Sutoku: dalla storia al mito
La figura storica La figura mitologica
75° imperatore del Giappone (1123-1142), costretto ad abdicare dal padre. Sconfitto nella Ribellione di Hōgen, morì in esilio carico di rancore. Dopo la morte, si trasforma in un onryō (spirito vendicativo), un potente tengu (demone corvo). È considerato uno dei “Tre Grandi Yōkai del Giappone”.
Durante l’esilio, tentò una riconciliazione inviando delle scritture sacre alla corte, che però furono rifiutate. A seguito del rifiuto, si morse la lingua e scrisse con il sangue una maledizione contro la famiglia imperiale e la nazione.

L’antefatto storico: la Ribellione di Hōgen

Sutoku (1119-1164) salì al trono a soli quattro anni, ma di fatto non governò mai. Suo padre, l’ex-imperatore Toba, mantenne il potere e lo costrinse ad abdicare in favore del fratello minore, Konoe. Alla morte di quest’ultimo, Toba scavalcò nuovamente Sutoku, ponendo sul trono un altro dei suoi figli. L’umiliazione e la frustrazione portarono Sutoku a organizzare un complotto, che sfociò nella Ribellione di Hōgen (1156).
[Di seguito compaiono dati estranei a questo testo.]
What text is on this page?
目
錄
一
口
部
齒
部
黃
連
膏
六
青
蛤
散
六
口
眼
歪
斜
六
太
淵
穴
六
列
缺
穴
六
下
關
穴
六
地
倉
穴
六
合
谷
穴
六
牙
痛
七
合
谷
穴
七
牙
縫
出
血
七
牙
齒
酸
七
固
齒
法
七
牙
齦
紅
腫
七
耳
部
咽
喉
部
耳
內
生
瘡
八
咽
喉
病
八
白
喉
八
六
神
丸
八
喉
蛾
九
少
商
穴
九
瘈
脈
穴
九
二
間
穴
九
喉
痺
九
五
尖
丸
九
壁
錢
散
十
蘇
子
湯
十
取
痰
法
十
Questo breve ma sanguinoso conflitto civile, che vide contrapporsi anche i clan Taira e Minamoto, segnò la sconfitta di Sutoku e l’inizio dell’ascesa della classe guerriera (samurai) che avrebbe portato all’istituzione dello shogunato. Sutoku fu esiliato nella provincia di Sanuki, dove morì in povertà e oblio.

L’apparizione di Sutoku in Shiramine

Il racconto di Ueda Akinari inizia anni dopo, con il monaco e poeta Saigyō che, durante un pellegrinaggio, si imbatte nella tomba in rovina di Sutoku sul monte Shiramine. Commosso, decide di passarvi la notte a pregare. Al sorgere della luna, gli appare il fantasma dell’ex-imperatore, consumato da un odio che lo tiene ancorato al mondo. Sutoku racconta a Saigyō l’ultimo affronto subito in esilio: un suo gesto di riconciliazione – l’invio di sutra copiati a mano – fu respinto dalla corte per paura che contenessero una maledizione. Sentendosi umiliato, Sutoku consacrò allora se stesso e le sue scritture al male, giurando di diventare un demone per perseguitare la dinastia imperiale.

Analisi e temi: il dialogo tra rancore e compassione

Il cuore del racconto è il dialogo filosofico tra le due figure. Saigyō, incarnazione del distacco buddista, esorta Sutoku ad abbandonare l’attaccamento alle passioni terrene e a perdonare. Sutoku, al contrario, rivendica il diritto alla ribellione contro un sovrano ingiusto, secondo i principi confuciani. Incapace di placare la sua ira, Saigyō assiste terrorizzato alla sua trasformazione in un terrificante tengu, un demone dalle sembianze di un uccello rapace. Tuttavia, quando il poeta recita una poesia carica di compassione, il volto del demone sembra rasserenarsi per un istante, prima di svanire.

L’eredità di Sutoku: da imperatore a spirito vendicativo

La figura di Sutoku, come raccontata da Ueda Akinari, ha cementato il suo posto nel folclore giapponese. Dopo la sua morte, una serie di calamità colpì la capitale, tra cui incendi, tempeste e la morte prematura di diversi membri della famiglia imperiale. Questi eventi furono attribuiti al suo spirito vendicativo (onryō). Per placare la sua ira, la corte imperiale lo deificò, costruendo santuari in suo onore. Ancora oggi, Sutoku è considerato uno dei “Tre Grandi Yōkai del Giappone”, insieme a Sugawara no Michizane e Taira no Masakado: tre potenti figure storiche la cui rabbia post-mortem, secondo la tradizione, ha potuto scuotere le fondamenta della nazione. Questa complessa figura è un esempio perfetto di come la cultura giapponese, come evidenziato da istituzioni come il British Museum, abbia spesso trasformato le sue figure storiche più tragiche in potenti entità sovrannaturali.